Once, each of us consisted of a single cell. Whilst growing, each of us acquired skills, and each of us will see our strength decline. But, regardless of the development stage, we are of course still talking about the same human being, who has the same dignity. Between the stage involving the first cell of the embryo (called the “zygote”) and that of an old man, along with the intermediate stages of the embryo (the “morula”, and “blastocyst”), and the stages of infancy, there is no genetic break; no basic modification of the being in question occurs. The only difference is a temporal one.

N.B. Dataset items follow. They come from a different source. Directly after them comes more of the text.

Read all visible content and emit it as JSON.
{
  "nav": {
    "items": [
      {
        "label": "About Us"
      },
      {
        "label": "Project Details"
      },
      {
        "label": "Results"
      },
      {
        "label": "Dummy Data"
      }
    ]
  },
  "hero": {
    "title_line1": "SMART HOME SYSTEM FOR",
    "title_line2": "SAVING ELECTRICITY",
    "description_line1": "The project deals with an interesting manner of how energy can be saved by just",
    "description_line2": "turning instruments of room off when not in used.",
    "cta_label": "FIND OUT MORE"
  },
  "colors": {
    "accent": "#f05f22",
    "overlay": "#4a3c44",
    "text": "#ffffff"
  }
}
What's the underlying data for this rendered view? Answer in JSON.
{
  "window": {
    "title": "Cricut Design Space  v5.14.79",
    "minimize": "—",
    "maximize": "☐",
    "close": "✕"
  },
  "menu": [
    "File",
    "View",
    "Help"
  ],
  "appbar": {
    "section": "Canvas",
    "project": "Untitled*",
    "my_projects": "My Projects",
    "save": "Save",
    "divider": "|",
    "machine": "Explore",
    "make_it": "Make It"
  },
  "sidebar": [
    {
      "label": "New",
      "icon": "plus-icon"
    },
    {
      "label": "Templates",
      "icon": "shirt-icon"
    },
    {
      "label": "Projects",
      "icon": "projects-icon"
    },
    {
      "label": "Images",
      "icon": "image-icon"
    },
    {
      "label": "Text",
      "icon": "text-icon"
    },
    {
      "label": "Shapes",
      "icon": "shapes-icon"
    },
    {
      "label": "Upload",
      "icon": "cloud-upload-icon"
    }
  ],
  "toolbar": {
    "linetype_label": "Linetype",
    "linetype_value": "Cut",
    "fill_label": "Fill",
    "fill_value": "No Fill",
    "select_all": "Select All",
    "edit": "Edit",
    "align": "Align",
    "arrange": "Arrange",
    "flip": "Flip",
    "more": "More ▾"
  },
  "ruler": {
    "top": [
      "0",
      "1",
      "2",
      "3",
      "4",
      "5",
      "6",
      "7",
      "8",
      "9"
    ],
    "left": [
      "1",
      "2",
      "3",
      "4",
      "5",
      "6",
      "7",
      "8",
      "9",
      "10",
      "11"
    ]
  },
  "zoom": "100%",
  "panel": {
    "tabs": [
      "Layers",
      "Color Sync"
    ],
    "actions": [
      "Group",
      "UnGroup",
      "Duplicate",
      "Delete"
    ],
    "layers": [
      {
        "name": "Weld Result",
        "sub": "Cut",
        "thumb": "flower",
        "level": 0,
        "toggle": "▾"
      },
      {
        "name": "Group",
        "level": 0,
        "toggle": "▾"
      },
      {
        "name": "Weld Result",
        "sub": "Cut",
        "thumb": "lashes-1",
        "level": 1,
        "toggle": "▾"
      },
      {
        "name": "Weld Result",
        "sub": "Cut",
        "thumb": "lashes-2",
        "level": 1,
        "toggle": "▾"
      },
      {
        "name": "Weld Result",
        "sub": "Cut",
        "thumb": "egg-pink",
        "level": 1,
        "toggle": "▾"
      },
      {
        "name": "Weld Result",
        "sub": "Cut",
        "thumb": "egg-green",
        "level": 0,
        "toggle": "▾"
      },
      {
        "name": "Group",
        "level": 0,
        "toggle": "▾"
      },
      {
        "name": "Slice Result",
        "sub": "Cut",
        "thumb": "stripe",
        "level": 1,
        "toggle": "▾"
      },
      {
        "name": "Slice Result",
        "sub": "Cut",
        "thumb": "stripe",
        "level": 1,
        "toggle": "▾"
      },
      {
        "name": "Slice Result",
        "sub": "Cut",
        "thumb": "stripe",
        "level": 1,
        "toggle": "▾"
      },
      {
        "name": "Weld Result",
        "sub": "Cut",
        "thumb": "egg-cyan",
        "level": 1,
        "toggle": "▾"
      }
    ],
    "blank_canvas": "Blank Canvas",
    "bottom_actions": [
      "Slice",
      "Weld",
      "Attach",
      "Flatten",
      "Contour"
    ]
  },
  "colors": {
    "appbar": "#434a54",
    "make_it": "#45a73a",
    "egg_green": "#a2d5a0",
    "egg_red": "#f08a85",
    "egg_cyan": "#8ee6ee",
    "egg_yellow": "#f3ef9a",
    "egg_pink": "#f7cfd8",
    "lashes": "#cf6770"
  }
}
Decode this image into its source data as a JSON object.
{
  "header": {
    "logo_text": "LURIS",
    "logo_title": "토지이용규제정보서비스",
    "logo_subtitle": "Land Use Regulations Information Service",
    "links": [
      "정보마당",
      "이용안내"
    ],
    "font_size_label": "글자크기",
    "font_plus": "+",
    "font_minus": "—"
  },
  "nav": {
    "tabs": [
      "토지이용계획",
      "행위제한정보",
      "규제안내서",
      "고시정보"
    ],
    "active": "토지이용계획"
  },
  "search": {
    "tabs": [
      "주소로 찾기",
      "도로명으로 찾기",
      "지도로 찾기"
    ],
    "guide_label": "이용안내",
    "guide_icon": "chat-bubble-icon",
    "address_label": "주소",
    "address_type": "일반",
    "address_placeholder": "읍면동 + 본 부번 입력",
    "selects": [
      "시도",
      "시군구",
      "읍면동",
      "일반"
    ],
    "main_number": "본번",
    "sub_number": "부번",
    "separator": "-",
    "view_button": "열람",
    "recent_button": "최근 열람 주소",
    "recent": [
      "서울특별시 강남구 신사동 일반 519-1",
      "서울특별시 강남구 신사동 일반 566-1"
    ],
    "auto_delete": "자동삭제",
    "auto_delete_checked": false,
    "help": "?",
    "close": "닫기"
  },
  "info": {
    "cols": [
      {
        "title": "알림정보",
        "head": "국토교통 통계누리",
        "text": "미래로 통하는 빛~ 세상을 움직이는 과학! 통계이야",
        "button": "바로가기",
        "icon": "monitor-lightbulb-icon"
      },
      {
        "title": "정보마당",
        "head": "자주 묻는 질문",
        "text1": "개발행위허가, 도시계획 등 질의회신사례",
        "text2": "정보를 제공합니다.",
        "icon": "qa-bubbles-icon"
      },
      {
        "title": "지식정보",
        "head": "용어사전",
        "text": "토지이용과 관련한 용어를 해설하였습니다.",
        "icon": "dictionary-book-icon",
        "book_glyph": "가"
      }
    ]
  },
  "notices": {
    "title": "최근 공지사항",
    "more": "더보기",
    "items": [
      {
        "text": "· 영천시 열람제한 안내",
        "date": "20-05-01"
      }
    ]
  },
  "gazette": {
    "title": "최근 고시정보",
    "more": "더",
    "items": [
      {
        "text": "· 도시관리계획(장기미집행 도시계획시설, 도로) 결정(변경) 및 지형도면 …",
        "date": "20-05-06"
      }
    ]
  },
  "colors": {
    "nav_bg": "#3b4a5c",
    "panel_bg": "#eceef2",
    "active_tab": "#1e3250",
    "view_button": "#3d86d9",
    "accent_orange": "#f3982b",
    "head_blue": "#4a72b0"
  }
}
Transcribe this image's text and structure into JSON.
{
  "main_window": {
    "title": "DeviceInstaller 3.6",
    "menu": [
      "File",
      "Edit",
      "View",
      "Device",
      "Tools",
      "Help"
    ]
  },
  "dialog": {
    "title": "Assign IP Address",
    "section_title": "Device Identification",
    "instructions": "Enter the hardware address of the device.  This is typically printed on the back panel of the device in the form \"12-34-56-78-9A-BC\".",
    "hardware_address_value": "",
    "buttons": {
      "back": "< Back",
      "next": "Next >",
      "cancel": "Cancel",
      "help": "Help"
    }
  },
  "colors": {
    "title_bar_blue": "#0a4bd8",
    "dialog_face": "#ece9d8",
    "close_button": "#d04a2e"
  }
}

Up until the stage of the 8th cell (on the 4th day approximately), the embryo’s cells are totipotent; in other words, taken in isolation, they are capable of constituting a full organism. Above and beyond that, they become pluripotent: they can form all of the organism’s tissues but not a whole individual. It is at this 5th day stage that the embryo is punctured by certain laboratories, following which it is dislocated, placed in a synthetic culture medium, and is therefore actually destroyed. The embryos used are sampled from a stock of frozen embryos constituted during in vitro fertilizations. In France in 2011, approximately 165,000 embryos were frozen, including 34 % for which there was no so-called “parental project”.